Google LLC (20240304181). CONNECTING DIFFERENT ASR APPLICATION DOMAINS WITH SPEAKER-TAGS simplified abstract

From WikiPatents
Jump to navigation Jump to search

CONNECTING DIFFERENT ASR APPLICATION DOMAINS WITH SPEAKER-TAGS

Organization Name

Google LLC

Inventor(s)

Guru Prakash Arumugam of Sunnyvale CA (US)

Shuo-yiin Chang of Sunnyvale CA (US)

Shaan Jagdeep Patrick Bijwadia of San Francisco CA (US)

Weiran Wang of San Jose CA (US)

Quan Wang of Hoboken NJ (US)

Rohit Prakash Prabhavalkar of Palo Alto CA (US)

Tara N. Sainath of Jersey City NJ (US)

CONNECTING DIFFERENT ASR APPLICATION DOMAINS WITH SPEAKER-TAGS - A simplified explanation of the abstract

This abstract first appeared for US patent application 20240304181 titled 'CONNECTING DIFFERENT ASR APPLICATION DOMAINS WITH SPEAKER-TAGS

Simplified Explanation:

The patent application describes a method for training a multi-domain speech recognition model using training samples from various domains, each paired with audio data and corresponding transcriptions. The method involves re-labeling the training samples with speaker tags to indicate different types of speakers, and then training the model to recognize speech across multiple domains.

  • The method involves receiving training samples from different domains with audio data and transcriptions.
  • Each training sample is re-labeled with speaker tags to identify different types of speakers in the transcription.
  • The multi-domain speech recognition model is trained to recognize speech across various domains by sharing parameters.

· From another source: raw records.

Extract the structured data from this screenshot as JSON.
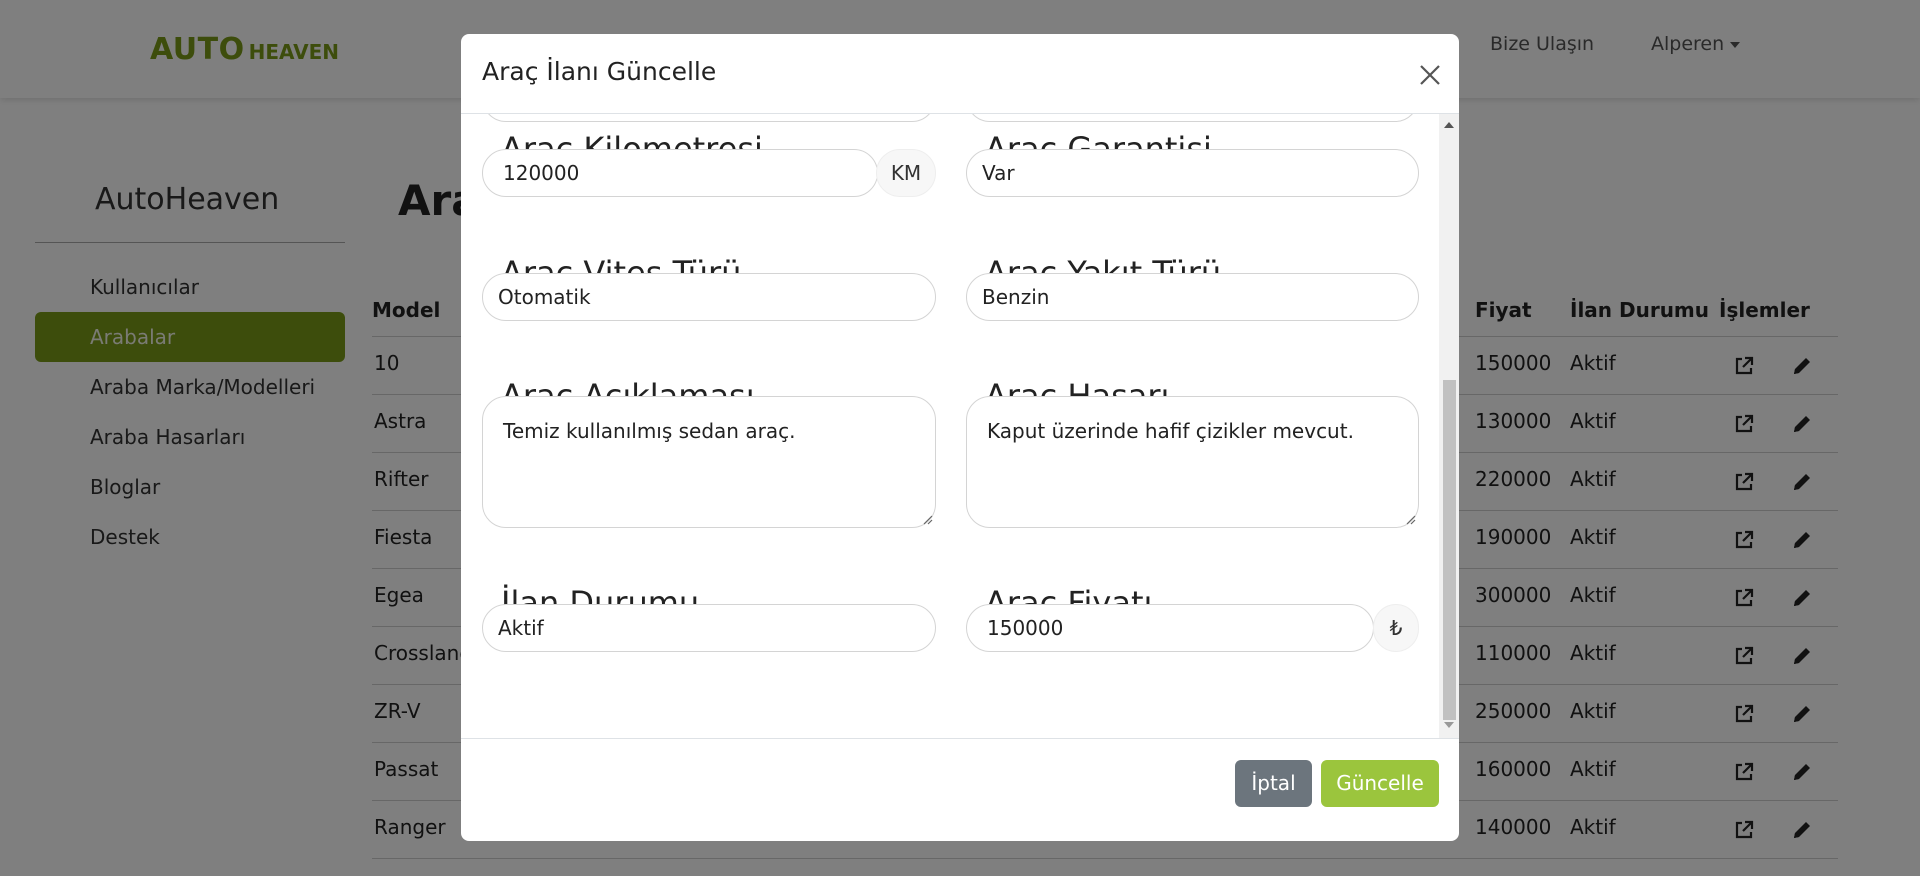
{
  "navbar": {
    "brand_main": "AUTO",
    "brand_sub": "HEAVEN",
    "contact_label": "Bize Ulaşın",
    "user_label": "Alperen"
  },
  "sidebar": {
    "title": "AutoHeaven",
    "items": [
      {
        "label": "Kullanıcılar"
      },
      {
        "label": "Arabalar"
      },
      {
        "label": "Araba Marka/Modelleri"
      },
      {
        "label": "Araba Hasarları"
      },
      {
        "label": "Bloglar"
      },
      {
        "label": "Destek"
      }
    ],
    "active_index": 1
  },
  "page": {
    "title_partial": "Ara"
  },
  "table": {
    "headers": {
      "model": "Model",
      "price": "Fiyat",
      "status": "İlan Durumu",
      "actions": "İşlemler"
    },
    "rows": [
      {
        "model": "10",
        "price": "150000",
        "status": "Aktif"
      },
      {
        "model": "Astra",
        "price": "130000",
        "status": "Aktif"
      },
      {
        "model": "Rifter",
        "price": "220000",
        "status": "Aktif"
      },
      {
        "model": "Fiesta",
        "price": "190000",
        "status": "Aktif"
      },
      {
        "model": "Egea",
        "price": "300000",
        "status": "Aktif"
      },
      {
        "model": "Crossland",
        "price": "110000",
        "status": "Aktif"
      },
      {
        "model": "ZR-V",
        "price": "250000",
        "status": "Aktif"
      },
      {
        "model": "Passat",
        "price": "160000",
        "status": "Aktif"
      },
      {
        "model": "Ranger",
        "price": "140000",
        "status": "Aktif"
      }
    ]
  },
  "modal": {
    "title": "Araç İlanı Güncelle",
    "fields": {
      "km_label": "Araç Kilometresi",
      "km_value": "120000",
      "km_unit": "KM",
      "warranty_label": "Araç Garantisi",
      "warranty_value": "Var",
      "gear_label": "Araç Vites Türü",
      "gear_value": "Otomatik",
      "fuel_label": "Araç Yakıt Türü",
      "fuel_value": "Benzin",
      "desc_label": "Araç Açıklaması",
      "desc_value": "Temiz kullanılmış sedan araç.",
      "damage_label": "Araç Hasarı",
      "damage_value": "Kaput üzerinde hafif çizikler mevcut.",
      "status_label": "İlan Durumu",
      "status_value": "Aktif",
      "price_label": "Araç Fiyatı",
      "price_value": "150000",
      "currency": "₺"
    },
    "buttons": {
      "cancel": "İptal",
      "update": "Güncelle"
    }
  },
  "colors": {
    "brand_green": "#7a9a18",
    "update_green": "#9bc53d",
    "cancel_gray": "#6c757d"
  }
}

Key Features and Innovation:

  • Training a multi-domain speech recognition model using training samples from different domains.
  • Re-labeling training samples with speaker tags to identify different types of speakers in the transcription.
  • Teaching the model to recognize speech across multiple domains by sharing parameters.

Potential Applications:

  • Speech recognition systems in various industries such as customer service, healthcare, and education.
  • Transcription services for meetings, interviews, and lectures.
  • Voice-controlled devices and virtual assistants.

Problems Solved:

  • Improving speech recognition accuracy across different domains.
  • Enhancing the ability to identify different speakers in transcriptions.
  • Streamlining the training process for multi-domain speech recognition models.

Benefits:

  • Increased accuracy and efficiency in speech recognition.
  • Enhanced transcription services with speaker identification.
  • Improved performance of voice-controlled devices and virtual assistants.

Commercial Applications:

Multi-Domain Speech Recognition Model Training for Enhanced Accuracy and Efficiency

Questions about Multi-Domain Speech Recognition Model Training:

1. How does re-labeling training samples with speaker tags improve the performance of the multi-domain speech recognition model? 2. What are the potential challenges in training a speech recognition model across multiple domains?


Original Abstract Submitted

a method includes receiving a plurality of training samples spanning multiple different domains. each corresponding training sample includes audio data characterizing an utterance paired with a corresponding transcription of the utterance. the method also includes re-labeling each corresponding training sample of the plurality of training samples by annotating the corresponding transcription of the utterance with one or more speaker tags. each speaker tag indicates a respective segment of the transcription for speech that was spoken by a particular type of speaker. the method also includes training a multi-domain speech recognition model on the re-labeled training samples to teach the multi-domain speech recognition model to learn to share parameters for recognizing speech across each of the different multiple different domains.